Tuesday, December 12, 2017

The Bi-weekly Gamer: Revolutionizing the market

November 18, 2015 by Adam Boyle, contributing writer

Leading up to October, there was a ton of hype around the popular Guild Wars 2. A massively multiplayer online roleplaying game (MMORPG), it’s a huge online game in which the player creates an avatar and is thrown into a digital realm with thousands of other players with the task of levelling up, completing quests, fighting against other players, or collecting unique “skins” for your items.

MMORPGs are incredibly social games, and you will almost always encounter players no matter where you are in the in-game world.

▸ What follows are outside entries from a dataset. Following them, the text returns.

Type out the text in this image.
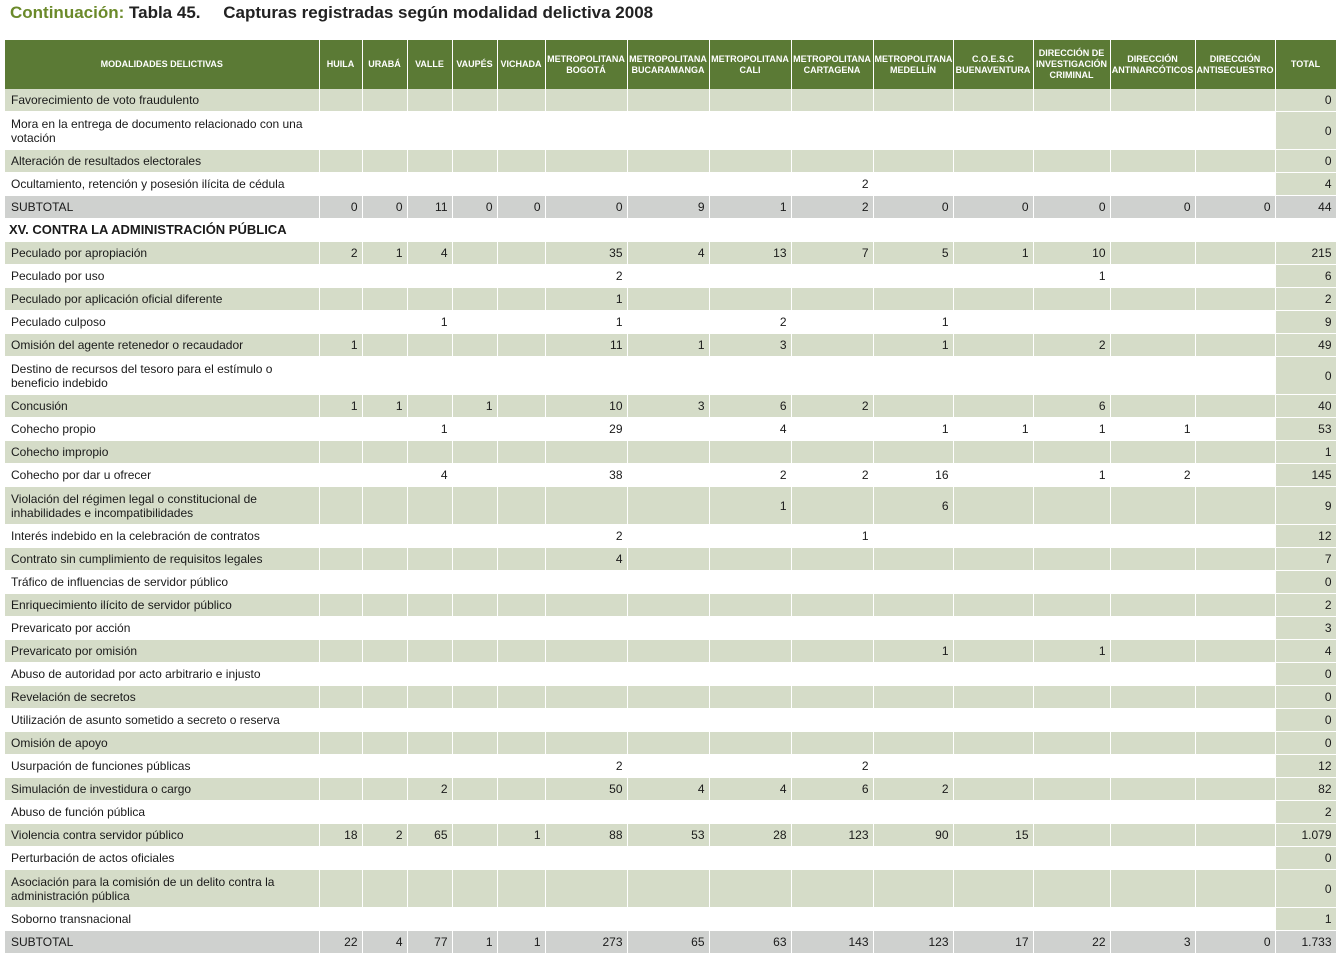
Continuación: Tabla 45. Capturas registradas según modalidad delictiva 2008
MODALIDADES DELICTIVAS	HUILA	URABÁ	VALLE	VAUPÉS	VICHADA	METROPOLITANA BOGOTÁ	METROPOLITANA BUCARAMANGA	METROPOLITANA CALI	METROPOLITANA CARTAGENA	METROPOLITANA MEDELLÍN	C.O.E.S.C BUENAVENTURA	DIRECCIÓN DE INVESTIGACIÓN CRIMINAL	DIRECCIÓN ANTINARCÓTICOS	DIRECCIÓN ANTISECUESTRO	TOTAL
Favorecimiento de voto fraudulento															0
Mora en la entrega de documento relacionado con una votación															0
Alteración de resultados electorales															0
Ocultamiento, retención y posesión ilícita de cédula									2						4
SUBTOTAL	0	0	11	0	0	0	9	1	2	0	0	0	0	0	44
XV. CONTRA LA ADMINISTRACIÓN PÚBLICA															
Peculado por apropiación	2	1	4			35	4	13	7	5	1	10			215
Peculado por uso						2						1			6
Peculado por aplicación oficial diferente						1									2
Peculado culposo			1			1		2		1					9
Omisión del agente retenedor o recaudador	1					11	1	3		1		2			49
Destino de recursos del tesoro para el estímulo o beneficio indebido															0
Concusión	1	1		1		10	3	6	2			6			40
Cohecho propio			1			29		4		1	1	1	1		53
Cohecho impropio															1
Cohecho por dar u ofrecer			4			38		2	2	16		1	2		145
Violación del régimen legal o constitucional de inhabilidades e incompatibilidades								1		6					9
Interés indebido en la celebración de contratos						2			1						12
Contrato sin cumplimiento de requisitos legales						4									7
Tráfico de influencias de servidor público															0
Enriquecimiento ilícito de servidor público															2
Prevaricato por acción															3
Prevaricato por omisión										1		1			4
Abuso de autoridad por acto arbitrario e injusto															0
Revelación de secretos															0
Utilización de asunto sometido a secreto o reserva															0
Omisión de apoyo															0
Usurpación de funciones públicas						2			2						12
Simulación de investidura o cargo			2			50	4	4	6	2					82
Abuso de función pública															2
Violencia contra servidor público	18	2	65		1	88	53	28	123	90	15				1.079
Perturbación de actos oficiales															0
Asociación para la comisión de un delito contra la administración pública															0
Soborno transnacional															1
SUBTOTAL	22	4	77	1	1	273	65	63	143	123	17	22	3	0	1.733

Guild Wars 2 tasked itself with the challenge of differentiating from the ever-growing collection of MMORPGs that are “traditional.” The vast majority of MMORPGs all try to be like one of the world’s most popular games, World of Warcraft.

The Bi-weekly Gamer is a column about competitive gaming that appears in every issue of Nexus.

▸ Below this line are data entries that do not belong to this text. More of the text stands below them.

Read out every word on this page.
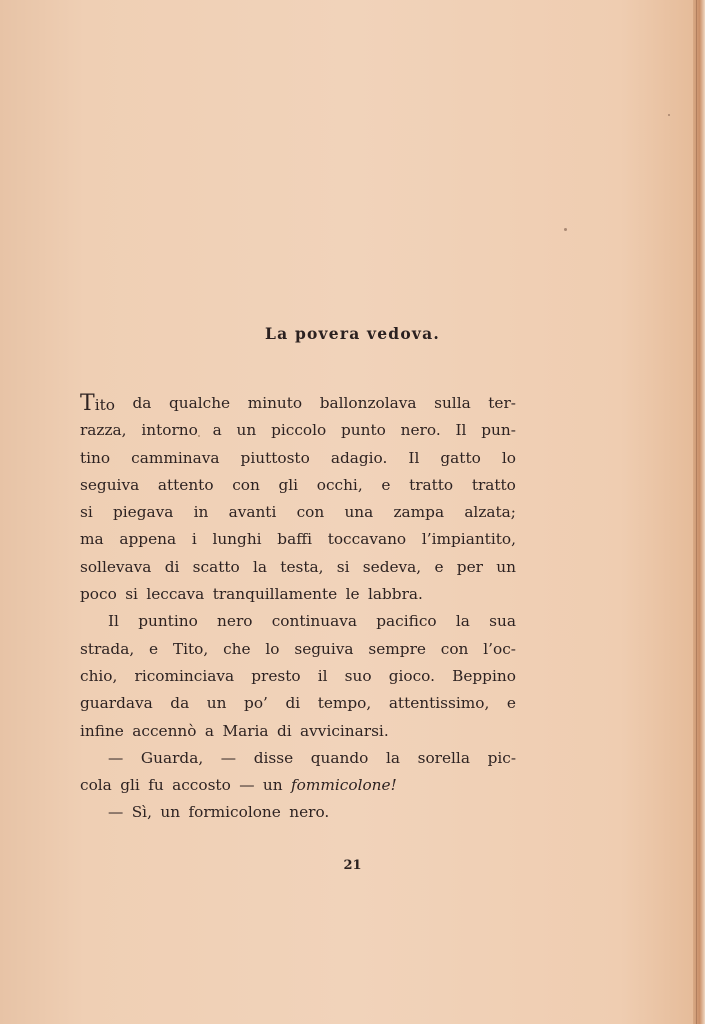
La povera vedova.
Tito da qualche minuto ballonzolava sulla ter-
razza, intorno a un piccolo punto nero. Il pun-
tino camminava piuttosto adagio. Il gatto lo
seguiva attento con gli occhi, e tratto tratto
si piegava in avanti con una zampa alzata;
ma appena i lunghi baffi toccavano l’impiantito,
sollevava di scatto la testa, si sedeva, e per un
poco si leccava tranquillamente le labbra.
Il puntino nero continuava pacifico la sua
strada, e Tito, che lo seguiva sempre con l’oc-
chio, ricominciava presto il suo gioco. Beppino
guardava da un po’ di tempo, attentissimo, e
infine accennò a Maria di avvicinarsi.
— Guarda, — disse quando la sorella pic-
cola gli fu accosto — un fommicolone!
— Sì, un formicolone nero.
21
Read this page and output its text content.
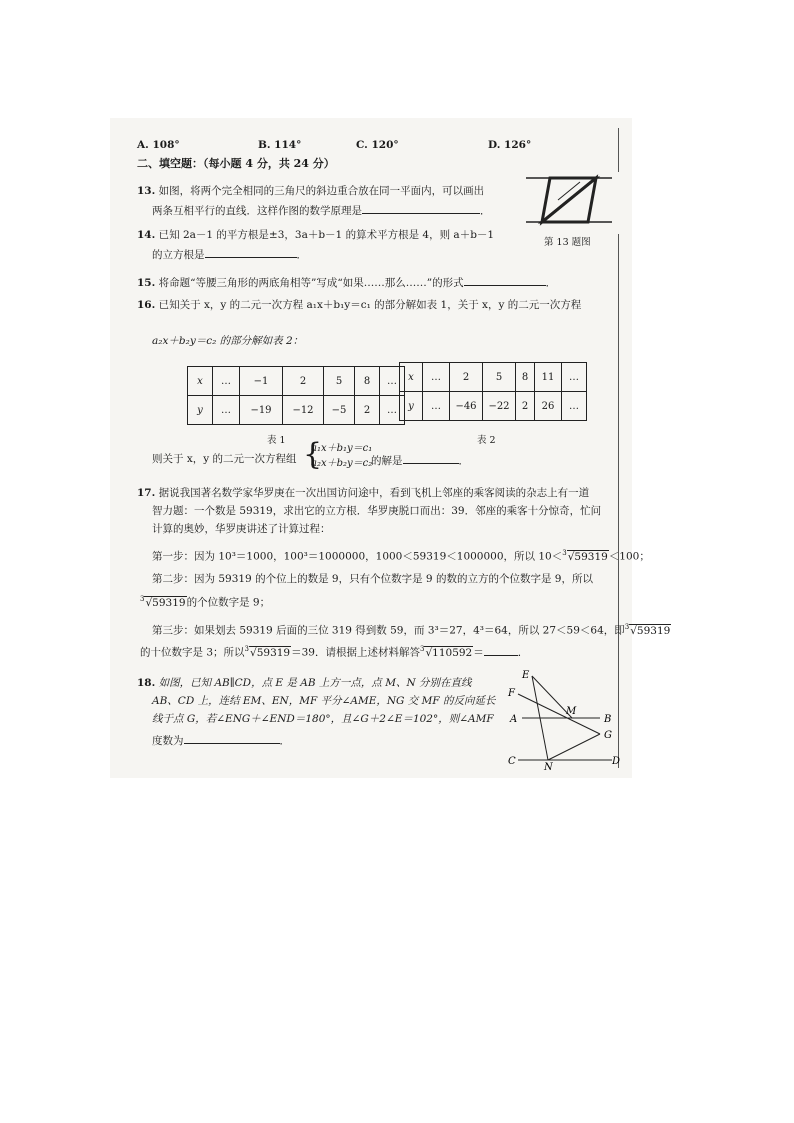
A. 108°	B. 114°	C. 120°	D. 126°
二、填空题：（每小题 4 分，共 24 分）
13. 如图，将两个完全相同的三角尺的斜边重合放在同一平面内，可以画出
两条互相平行的直线．这样作图的数学原理是	．
第 13 题图
14. 已知 2a－1 的平方根是±3，3a＋b－1 的算术平方根是 4，则 a＋b－1
的立方根是	．
15. 将命题“等腰三角形的两底角相等”写成“如果……那么……”的形式	．
16. 已知关于 x，y 的二元一次方程 a₁x＋b₁y＝c₁ 的部分解如表 1，关于 x，y 的二元一次方程
a₂x＋b₂y＝c₂ 的部分解如表 2：
x	…	−1	2	5	8	…
y	…	−19	−12	−5	2	…
表 1
x	…	2	5	8	11	…
y	…	−46	−22	2	26	…
表 2
则关于 x，y 的二元一次方程组 {
a₁x＋b₁y＝c₁
a₂x＋b₂y＝c₂
的解是	．
17. 据说我国著名数学家华罗庚在一次出国访问途中，看到飞机上邻座的乘客阅读的杂志上有一道
智力题：一个数是 59319，求出它的立方根．华罗庚脱口而出：39．邻座的乘客十分惊奇，忙问
计算的奥妙，华罗庚讲述了计算过程：
第一步：因为 10³＝1000，100³＝1000000，1000＜59319＜1000000，所以 10＜$^3$√59319＜100；
第二步：因为 59319 的个位上的数是 9，只有个位数字是 9 的数的立方的个位数字是 9，所以
$^3$√59319的个位数字是 9；
第三步：如果划去 59319 后面的三位 319 得到数 59，而 3³＝27，4³＝64，所以 27＜59＜64，即$^3$√59319
的十位数字是 3；所以$^3$√59319＝39．请根据上述材料解答$^3$√110592＝	．
18. 如图，已知 AB∥CD，点 E 是 AB 上方一点，点 M、N 分别在直线
AB、CD 上，连结 EM、EN，MF 平分∠AME，NG 交 MF 的反向延长
线于点 G，若∠ENG＋∠END＝180°，且∠G＋2∠E＝102°，则∠AMF
度数为	．
E
F
M
A	B
G
C
N
D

The Bi-weekly Gamer is a column about competitive gaming that appears in every issue of Nexus.

Often taking many of the basic features of WoW, clones tend not to change a whole lot in terms of gameplay and usually just personalize the game’s graphics, story, and player classes.

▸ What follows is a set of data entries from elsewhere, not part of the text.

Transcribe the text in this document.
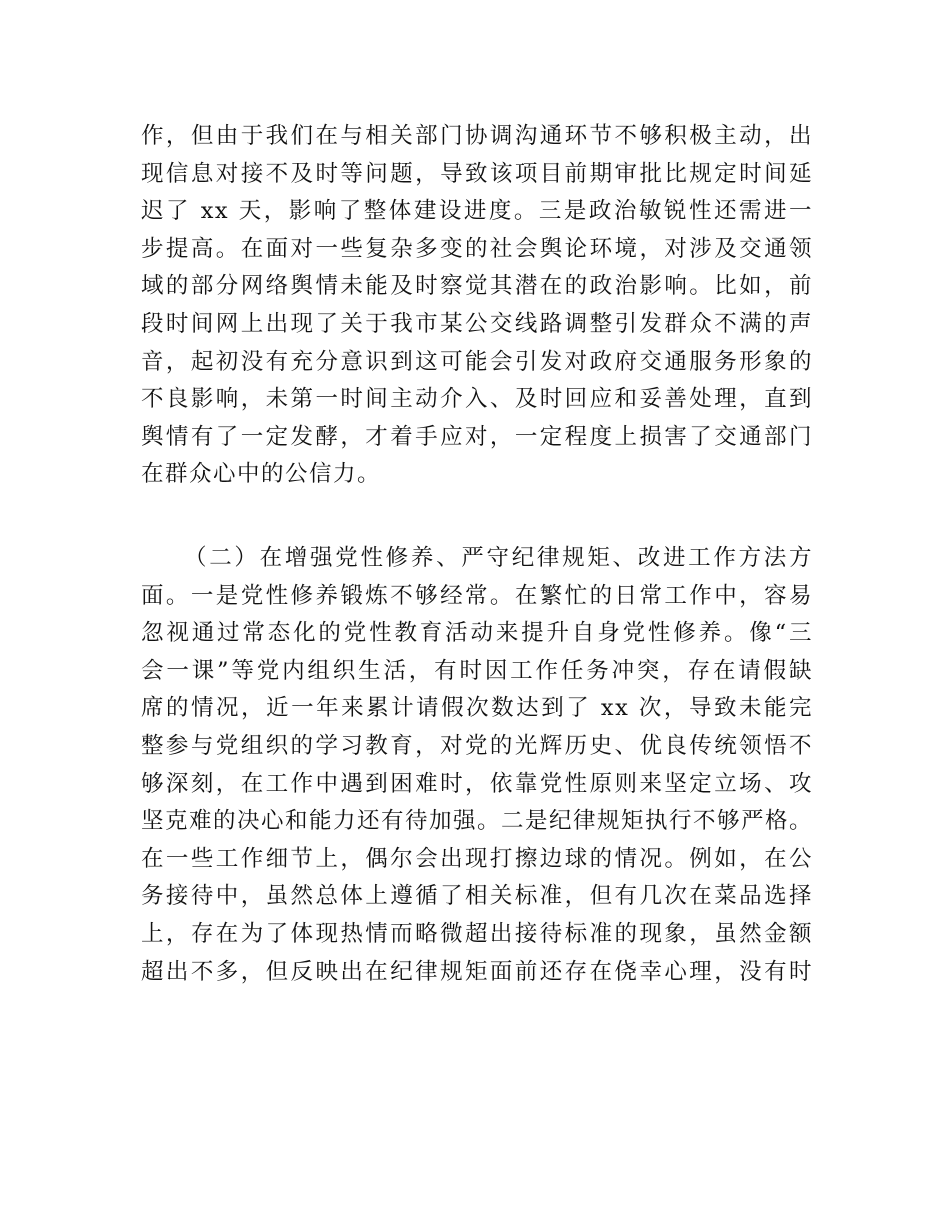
作，但由于我们在与相关部门协调沟通环节不够积极主动，出
现信息对接不及时等问题，导致该项目前期审批比规定时间延
迟了 xx 天，影响了整体建设进度。三是政治敏锐性还需进一
步提高。在面对一些复杂多变的社会舆论环境，对涉及交通领
域的部分网络舆情未能及时察觉其潜在的政治影响。比如，前
段时间网上出现了关于我市某公交线路调整引发群众不满的声
音，起初没有充分意识到这可能会引发对政府交通服务形象的
不良影响，未第一时间主动介入、及时回应和妥善处理，直到
舆情有了一定发酵，才着手应对，一定程度上损害了交通部门
在群众心中的公信力。
（二）在增强党性修养、严守纪律规矩、改进工作方法方
面。一是党性修养锻炼不够经常。在繁忙的日常工作中，容易
忽视通过常态化的党性教育活动来提升自身党性修养。像“三
会一课”等党内组织生活，有时因工作任务冲突，存在请假缺
席的情况，近一年来累计请假次数达到了 xx 次，导致未能完
整参与党组织的学习教育，对党的光辉历史、优良传统领悟不
够深刻，在工作中遇到困难时，依靠党性原则来坚定立场、攻
坚克难的决心和能力还有待加强。二是纪律规矩执行不够严格。
在一些工作细节上，偶尔会出现打擦边球的情况。例如，在公
务接待中，虽然总体上遵循了相关标准，但有几次在菜品选择
上，存在为了体现热情而略微超出接待标准的现象，虽然金额
超出不多，但反映出在纪律规矩面前还存在侥幸心理，没有时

Guild Wars 2 threw the whole market on its head three years ago when it was released. ArenaNet, the company behind the game, vowed to change how players experience MMORPGs forever. Were they successful? Yes!

I remember playing the game for the first time and being blown away. Combat was more interactive; traditional quests such as “kill 10 rats and return for your reward” were non-existent and were instead replaced with dynamic events that involved the player in a changing world around them. Through regular updates, new content and story was pushed out in large-scale events and individual content.

Now, the game has transitioned from buy-to-play to a new business model of free-to-play. This change flooded Guild Wars 2 with thousands of new and eager players.

The other new change was the release of an expansion set to change the way players play Guild Wars 2. Both were executed superbly and brought both new and returning players into the fantasy world. If ArenaNet continues to revolutionize the market as they have been, I would go so far as to say that Guild Wars 2 will surpass the popularity of World of Warcraft in the future.